Quelques éléments de la mise en texte

Idées claires, phrases simples, termes précis

Temps de conjugaison et utilisation des nombres

Travail d’équipe, écriture uniforme

Recours aux citations

Méthode auteur-date

Quelques éléments de la mise en forme du document

Du général au spécifique

Intégration et présentation de tableaux et de figures

Références

Classement, présentation et mise en forme

Pagination

Table des matières

Page de titre

Conclusion

Bibliographie

Annexe I : Modèle de page de titre pour un travail individuel

Annexe II : Modèle de page de titre pour un travail d’équipe


Guide de rédaction et de présentation des travaux écrits

Département d’information et de communication, Faculté des Lettres (Août 2005)

Méthode auteur-date


Comme vous pouvez le constater à la lecture de ce guide, la méthode (ou système) auteur-date est de mise dans les travaux de recherche (notamment au DIC). Elle remplace la méthode classique qui consistait à placer l’appel de note (de bas de page ou de fin de document) immédiatement après la citation. Plus pratique que le système classique d’origine française, elle « facilite grandement la référence à un ouvrage dans le texte ». (Tremblay et Perrier, 2000 : 115)

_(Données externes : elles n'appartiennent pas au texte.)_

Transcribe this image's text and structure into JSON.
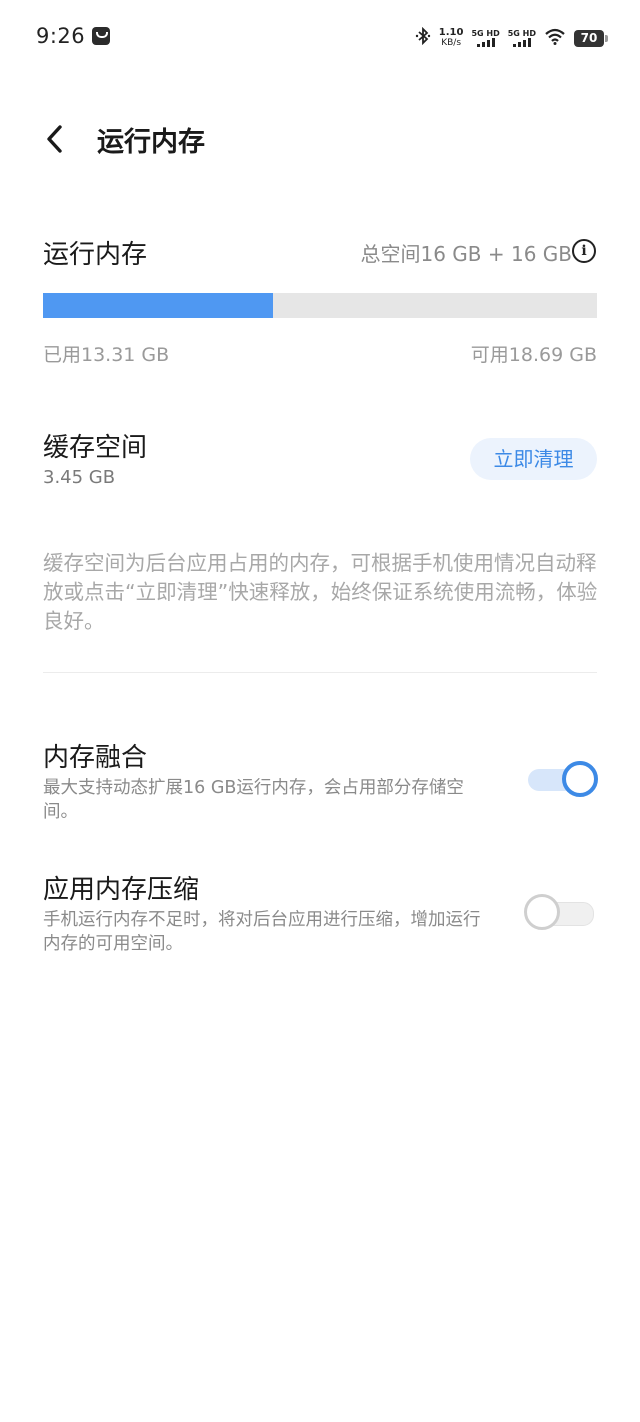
{
  "status_bar": {
    "time": "9:26",
    "net_speed_value": "1.10",
    "net_speed_unit": "KB/s",
    "sim1_label": "5G HD",
    "sim2_label": "5G HD",
    "battery": "70"
  },
  "header": {
    "title": "运行内存"
  },
  "memory": {
    "title": "运行内存",
    "total": "总空间16 GB + 16 GB",
    "used": "已用13.31 GB",
    "available": "可用18.69 GB",
    "used_fraction": 0.416,
    "bar_color": "#4f98f2"
  },
  "cache": {
    "title": "缓存空间",
    "size": "3.45 GB",
    "clean_label": "立即清理",
    "description": "缓存空间为后台应用占用的内存，可根据手机使用情况自动释放或点击“立即清理”快速释放，始终保证系统使用流畅，体验良好。"
  },
  "settings": [
    {
      "title": "内存融合",
      "subtitle": "最大支持动态扩展16 GB运行内存，会占用部分存储空间。",
      "enabled": true
    },
    {
      "title": "应用内存压缩",
      "subtitle": "手机运行内存不足时，将对后台应用进行压缩，增加运行内存的可用空间。",
      "enabled": false
    }
  ],
  "colors": {
    "accent": "#3d8ae6",
    "progress": "#4f98f2"
  },
  "icons": {
    "back": "chevron-left",
    "info": "info-circle",
    "bluetooth": "bluetooth",
    "wifi": "wifi",
    "message": "message-badge"
  }
}
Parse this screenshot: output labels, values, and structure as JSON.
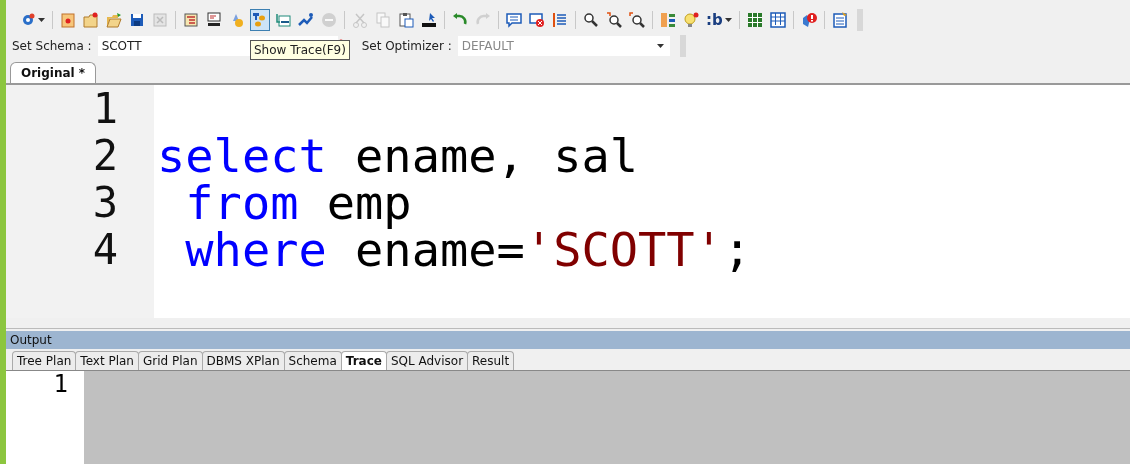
{
  "toolbar": [
    {
      "kind": "icon",
      "dropdown": true,
      "selected": false,
      "disabled": false
    },
    {
      "kind": "separator"
    },
    {
      "kind": "icon",
      "selected": false,
      "disabled": false
    },
    {
      "kind": "icon",
      "selected": false,
      "disabled": false
    },
    {
      "kind": "icon",
      "selected": false,
      "disabled": false
    },
    {
      "kind": "icon",
      "selected": false,
      "disabled": false
    },
    {
      "kind": "icon",
      "selected": false,
      "disabled": true
    },
    {
      "kind": "separator"
    },
    {
      "kind": "icon",
      "selected": false,
      "disabled": false
    },
    {
      "kind": "icon",
      "selected": false,
      "disabled": false
    },
    {
      "kind": "icon",
      "selected": false,
      "disabled": false
    },
    {
      "kind": "icon",
      "selected": true,
      "disabled": false
    },
    {
      "kind": "icon",
      "selected": false,
      "disabled": false
    },
    {
      "kind": "icon",
      "selected": false,
      "disabled": false
    },
    {
      "kind": "icon",
      "selected": false,
      "disabled": true
    },
    {
      "kind": "separator"
    },
    {
      "kind": "icon",
      "selected": false,
      "disabled": true
    },
    {
      "kind": "icon",
      "selected": false,
      "disabled": true
    },
    {
      "kind": "icon",
      "selected": false,
      "disabled": false
    },
    {
      "kind": "icon",
      "selected": false,
      "disabled": false
    },
    {
      "kind": "separator"
    },
    {
      "kind": "icon",
      "selected": false,
      "disabled": false
    },
    {
      "kind": "icon",
      "selected": false,
      "disabled": true
    },
    {
      "kind": "separator"
    },
    {
      "kind": "icon",
      "selected": false,
      "disabled": false
    },
    {
      "kind": "icon",
      "selected": false,
      "disabled": false
    },
    {
      "kind": "icon",
      "selected": false,
      "disabled": false
    },
    {
      "kind": "separator"
    },
    {
      "kind": "icon",
      "selected": false,
      "disabled": false
    },
    {
      "kind": "icon",
      "selected": false,
      "disabled": false
    },
    {
      "kind": "icon",
      "selected": false,
      "disabled": false
    },
    {
      "kind": "separator"
    },
    {
      "kind": "icon",
      "selected": false,
      "disabled": false
    },
    {
      "kind": "icon",
      "selected": false,
      "disabled": false
    },
    {
      "kind": "text",
      "label": ":b",
      "dropdown": true,
      "selected": false,
      "disabled": false
    },
    {
      "kind": "separator"
    },
    {
      "kind": "icon",
      "selected": false,
      "disabled": false
    },
    {
      "kind": "icon",
      "selected": false,
      "disabled": false
    },
    {
      "kind": "separator"
    },
    {
      "kind": "icon",
      "selected": false,
      "disabled": false
    },
    {
      "kind": "separator"
    },
    {
      "kind": "icon",
      "selected": false,
      "disabled": false
    }
  ],
  "schema": {
    "label": "Set Schema :",
    "value": "SCOTT"
  },
  "tooltip": "Show Trace(F9)",
  "optimizer": {
    "label": "Set Optimizer :",
    "value": "DEFAULT"
  },
  "editor_tabs": [
    {
      "label": "Original *",
      "selected": true
    }
  ],
  "editor": {
    "lines": [
      {
        "number": "1"
      },
      {
        "number": "2",
        "tokens": [
          {
            "text": "select",
            "kind": "keyword"
          },
          {
            "text": " ename, sal",
            "kind": "plain"
          }
        ]
      },
      {
        "number": "3",
        "tokens": [
          {
            "text": " from",
            "kind": "keyword"
          },
          {
            "text": " emp",
            "kind": "plain"
          }
        ]
      },
      {
        "number": "4",
        "tokens": [
          {
            "text": " where",
            "kind": "keyword"
          },
          {
            "text": " ename=",
            "kind": "plain"
          },
          {
            "text": "'SCOTT'",
            "kind": "string"
          },
          {
            "text": ";",
            "kind": "plain"
          }
        ]
      }
    ]
  },
  "output": {
    "title": "Output",
    "tabs": [
      {
        "label": "Tree Plan",
        "selected": false
      },
      {
        "label": "Text Plan",
        "selected": false
      },
      {
        "label": "Grid Plan",
        "selected": false
      },
      {
        "label": "DBMS XPlan",
        "selected": false
      },
      {
        "label": "Schema",
        "selected": false
      },
      {
        "label": "Trace",
        "selected": true
      },
      {
        "label": "SQL Advisor",
        "selected": false
      },
      {
        "label": "Result",
        "selected": false
      }
    ],
    "lines": [
      "1"
    ]
  }
}
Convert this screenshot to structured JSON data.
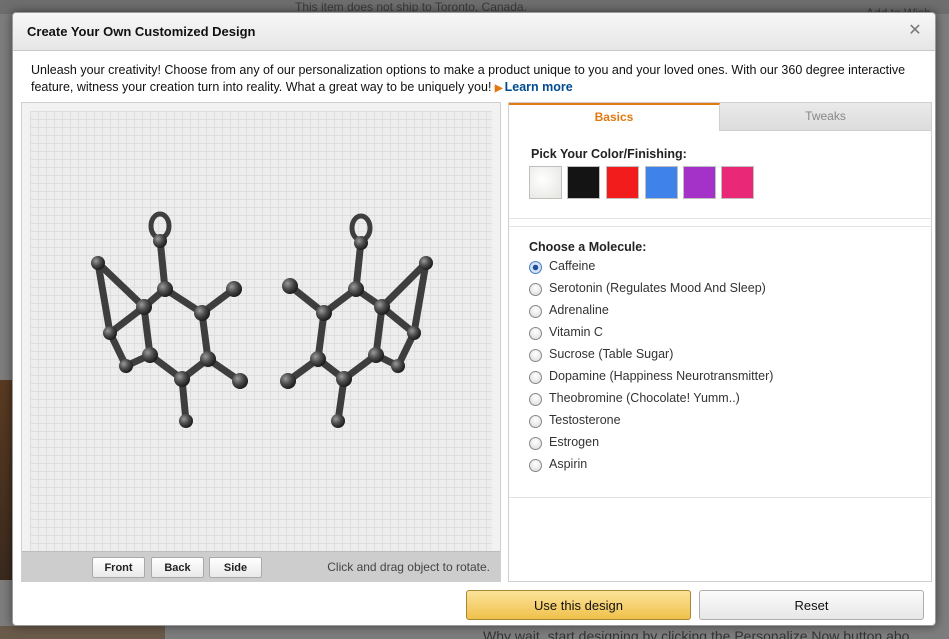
{
  "background": {
    "top_text": "This item does not ship to Toronto, Canada.",
    "top_right_text": "Add to Wish",
    "bottom_text": "Why wait, start designing by clicking the Personalize Now button abo"
  },
  "dialog": {
    "title": "Create Your Own Customized Design",
    "close_glyph": "✕",
    "intro_text": "Unleash your creativity! Choose from any of our personalization options to make a product unique to you and your loved ones. With our 360 degree interactive feature, witness your creation turn into reality. What a great way to be uniquely you! ",
    "learn_more": "Learn more"
  },
  "viewer": {
    "buttons": {
      "front": "Front",
      "back": "Back",
      "side": "Side"
    },
    "hint": "Click and drag object to rotate."
  },
  "panel": {
    "tabs": {
      "basics": "Basics",
      "tweaks": "Tweaks"
    },
    "color_heading": "Pick Your Color/Finishing:",
    "colors": [
      "#f4f4f2",
      "#141414",
      "#f21c1c",
      "#3f82ea",
      "#a431c8",
      "#ea2878"
    ],
    "molecule_heading": "Choose a Molecule:",
    "selected_molecule": "Caffeine",
    "molecules": [
      "Caffeine",
      "Serotonin (Regulates Mood And Sleep)",
      "Adrenaline",
      "Vitamin C",
      "Sucrose (Table Sugar)",
      "Dopamine (Happiness Neurotransmitter)",
      "Theobromine (Chocolate! Yumm..)",
      "Testosterone",
      "Estrogen",
      "Aspirin"
    ]
  },
  "footer": {
    "use_design": "Use this design",
    "reset": "Reset"
  }
}
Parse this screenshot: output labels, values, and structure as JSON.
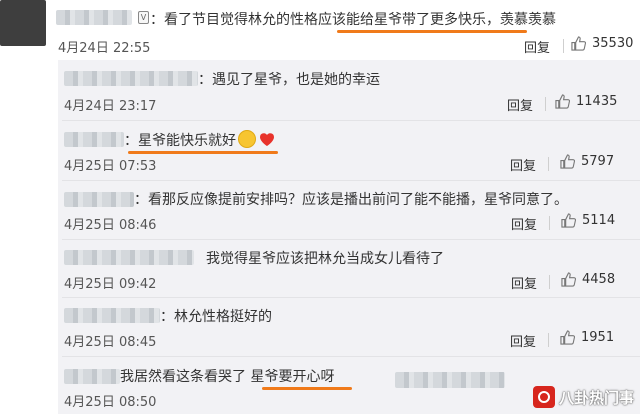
{
  "main_comment": {
    "text_prefix": "：看了节目觉得林允的",
    "text_highlight": "性格应该能给星爷带了更多快乐",
    "text_suffix": "，羡慕羡慕",
    "time": "4月24日 22:55",
    "reply_label": "回复",
    "likes": "35530"
  },
  "replies": [
    {
      "text": "：遇见了星爷，也是她的幸运",
      "time": "4月24日 23:17",
      "reply_label": "回复",
      "likes": "11435"
    },
    {
      "text": "：星爷能快乐就好",
      "time": "4月25日 07:53",
      "reply_label": "回复",
      "likes": "5797"
    },
    {
      "text": "：看那反应像提前安排吗？应该是播出前问了能不能播，星爷同意了。",
      "time": "4月25日 08:46",
      "reply_label": "回复",
      "likes": "5114"
    },
    {
      "text": "我觉得星爷应该把林允当成女儿看待了",
      "time": "4月25日 09:42",
      "reply_label": "回复",
      "likes": "4458"
    },
    {
      "text": "：林允性格挺好的",
      "time": "4月25日 08:45",
      "reply_label": "回复",
      "likes": "1951"
    },
    {
      "text_prefix": "我居然看这条看哭了 ",
      "text_highlight": "星爷要开心呀",
      "time": "4月25日 08:50",
      "reply_label": "回复"
    }
  ],
  "watermark": {
    "text": "八卦热门事"
  },
  "colors": {
    "highlight": "#f07a1a",
    "reply_bg": "#f2f2f5",
    "heart": "#e8322b"
  }
}
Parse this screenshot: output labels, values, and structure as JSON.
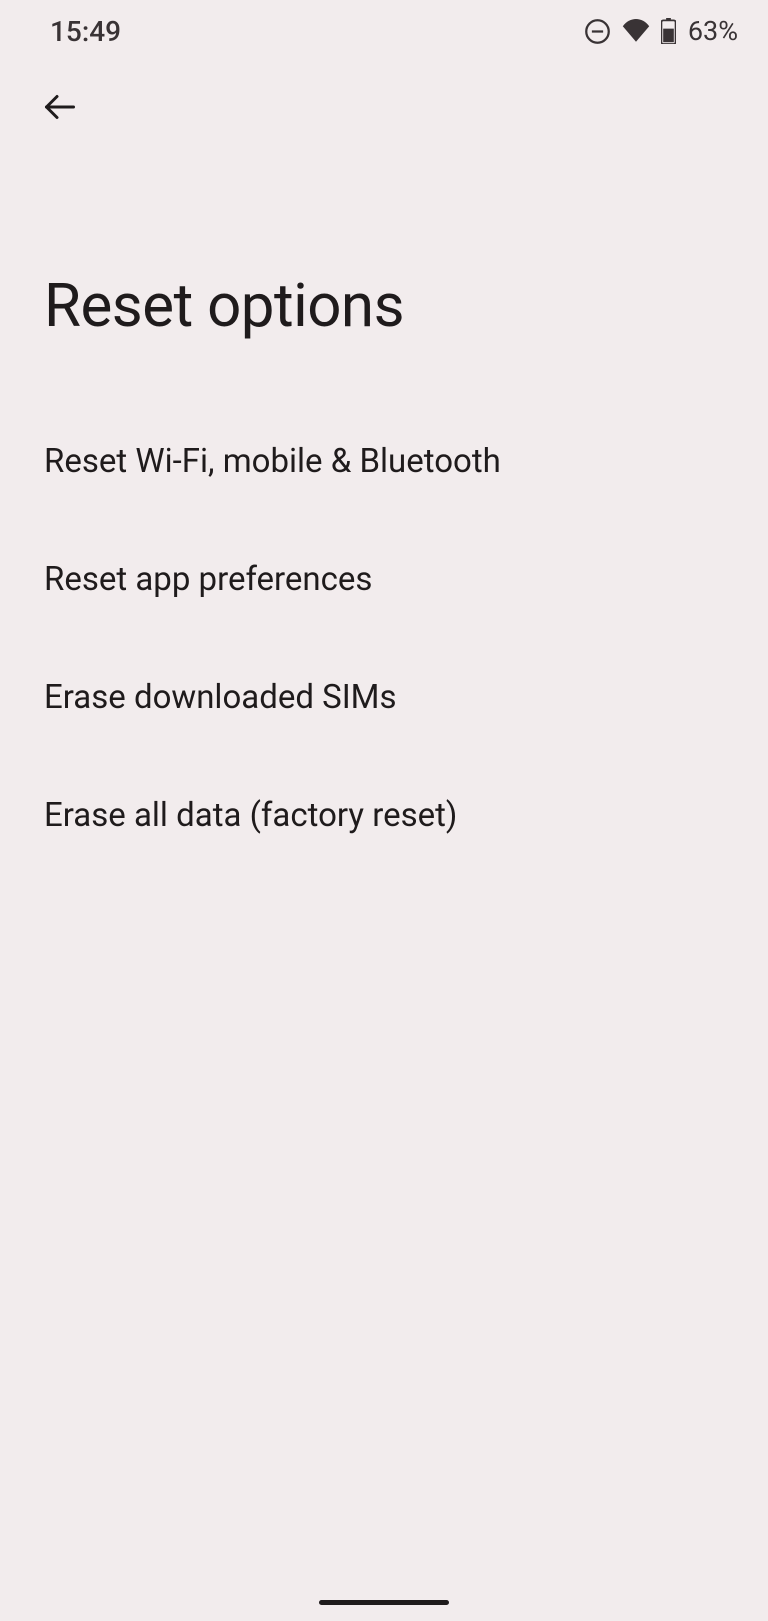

La méthode auteur-date comporte certaines particularités. Par exemple, pour une paraphrase ou une idée générale d’un auteur insérée dans le texte, le nom de celui-ci et l’année de publication de l’ouvrage sont suffisants ; la façon de procéder est la même s’il y a plus d’un auteur. Pour une citation textuelle, on inscrit le nom de l’auteur, la date de parution (année) et la page à la fin de la citation. Selon la façon dont la citation est intégrée au texte, le nom de l’auteur peut apparaître en début de phrase. Le cas échéant, il n’a pas à être répété à la fin de la citation. Si deux références au même auteur et à la même année sont utilisées dans le texte, il faut alors ajouter une lettre minuscule après l’année (ex. 2000a), en conformité avec la bibliographie.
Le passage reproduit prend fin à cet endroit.